As our family settled in for the long drive, we started chatting with Emmanuel about the joys and challenges of raising teenagers. Suddenly, he confided: "The strangest thing happened last week. My daughter came to me and said that she would no longer join us in family prayer anymore if we only refer to God as a He; she insists that we also call God a She, and I have no idea what to do."
Having done years of writing and research on Heavenly Mother, I was elated by his comment and we dove right into a deep discussion about this thrilling LDS theology—a theology that Harvard scholar Noah Feldman has recently described as an “extraordinary tradition” that offers a rich antidote to what many—like Emmanuel’s daughter—perceive to be overly-masculinized faith traditions.
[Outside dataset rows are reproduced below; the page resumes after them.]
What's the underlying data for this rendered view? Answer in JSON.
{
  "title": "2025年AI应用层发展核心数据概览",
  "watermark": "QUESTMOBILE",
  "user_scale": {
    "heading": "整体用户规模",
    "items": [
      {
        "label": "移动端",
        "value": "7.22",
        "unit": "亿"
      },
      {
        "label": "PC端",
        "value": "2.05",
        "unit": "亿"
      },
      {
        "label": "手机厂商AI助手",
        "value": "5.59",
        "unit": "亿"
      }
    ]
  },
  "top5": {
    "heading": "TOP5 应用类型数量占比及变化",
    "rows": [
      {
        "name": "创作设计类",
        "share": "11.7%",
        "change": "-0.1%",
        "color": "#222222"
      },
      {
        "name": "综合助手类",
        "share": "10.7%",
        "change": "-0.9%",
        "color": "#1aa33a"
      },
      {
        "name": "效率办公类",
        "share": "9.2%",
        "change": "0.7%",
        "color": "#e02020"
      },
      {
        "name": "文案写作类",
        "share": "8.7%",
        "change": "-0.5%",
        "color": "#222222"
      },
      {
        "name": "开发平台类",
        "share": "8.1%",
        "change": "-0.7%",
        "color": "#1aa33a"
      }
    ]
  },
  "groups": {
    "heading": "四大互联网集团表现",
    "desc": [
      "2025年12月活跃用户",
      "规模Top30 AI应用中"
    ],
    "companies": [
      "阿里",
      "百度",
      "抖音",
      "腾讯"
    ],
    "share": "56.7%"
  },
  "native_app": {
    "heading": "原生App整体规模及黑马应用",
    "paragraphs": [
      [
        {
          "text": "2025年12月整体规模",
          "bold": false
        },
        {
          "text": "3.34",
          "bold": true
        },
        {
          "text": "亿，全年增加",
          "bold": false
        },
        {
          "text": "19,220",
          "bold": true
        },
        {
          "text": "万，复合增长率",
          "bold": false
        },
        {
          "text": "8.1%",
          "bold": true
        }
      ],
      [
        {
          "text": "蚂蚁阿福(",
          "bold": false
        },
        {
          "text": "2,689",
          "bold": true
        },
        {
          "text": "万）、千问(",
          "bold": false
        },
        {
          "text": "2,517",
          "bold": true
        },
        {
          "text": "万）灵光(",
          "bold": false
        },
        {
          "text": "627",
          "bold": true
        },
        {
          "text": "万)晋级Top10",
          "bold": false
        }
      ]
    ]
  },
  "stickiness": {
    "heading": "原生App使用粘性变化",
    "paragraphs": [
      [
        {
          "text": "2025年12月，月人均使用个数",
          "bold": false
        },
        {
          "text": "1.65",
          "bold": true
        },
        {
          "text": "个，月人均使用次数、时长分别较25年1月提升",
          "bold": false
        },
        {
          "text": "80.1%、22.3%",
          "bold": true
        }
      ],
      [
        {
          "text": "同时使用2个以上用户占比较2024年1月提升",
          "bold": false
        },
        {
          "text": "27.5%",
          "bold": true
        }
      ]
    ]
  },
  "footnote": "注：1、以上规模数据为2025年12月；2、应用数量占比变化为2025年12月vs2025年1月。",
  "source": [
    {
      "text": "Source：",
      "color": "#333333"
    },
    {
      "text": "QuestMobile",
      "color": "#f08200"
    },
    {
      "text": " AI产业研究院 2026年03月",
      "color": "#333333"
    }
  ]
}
As I shared with Emmanuel how the restored knowledge of Heavenly Mother enables girls to see themselves in the divine, he wept. When we arrived home, I dashed inside to get him a copy of the Girl's Guide to Heavenly Mother. The image that greeted his eyes as he opened the book was a beautiful Nigerian beaded rendering of our Heavenly Parents; it felt like the heavens had parted. Emmanuel told me that he left his church a while ago because he was searching for a fuller understanding of and connection to God; in that moment, he found what he had been searching for.
Bethany Brady Spalding is an advocate for children’s health, the Social Impact Specialist for Generus, and a co-author of the series Girls Who Choose God and Guides to Heavenly Mother.
This is beautiful, Bethany. Thank you for sharing such a touching story.
I love this story! It shows how connected we all are, personally & spiritually!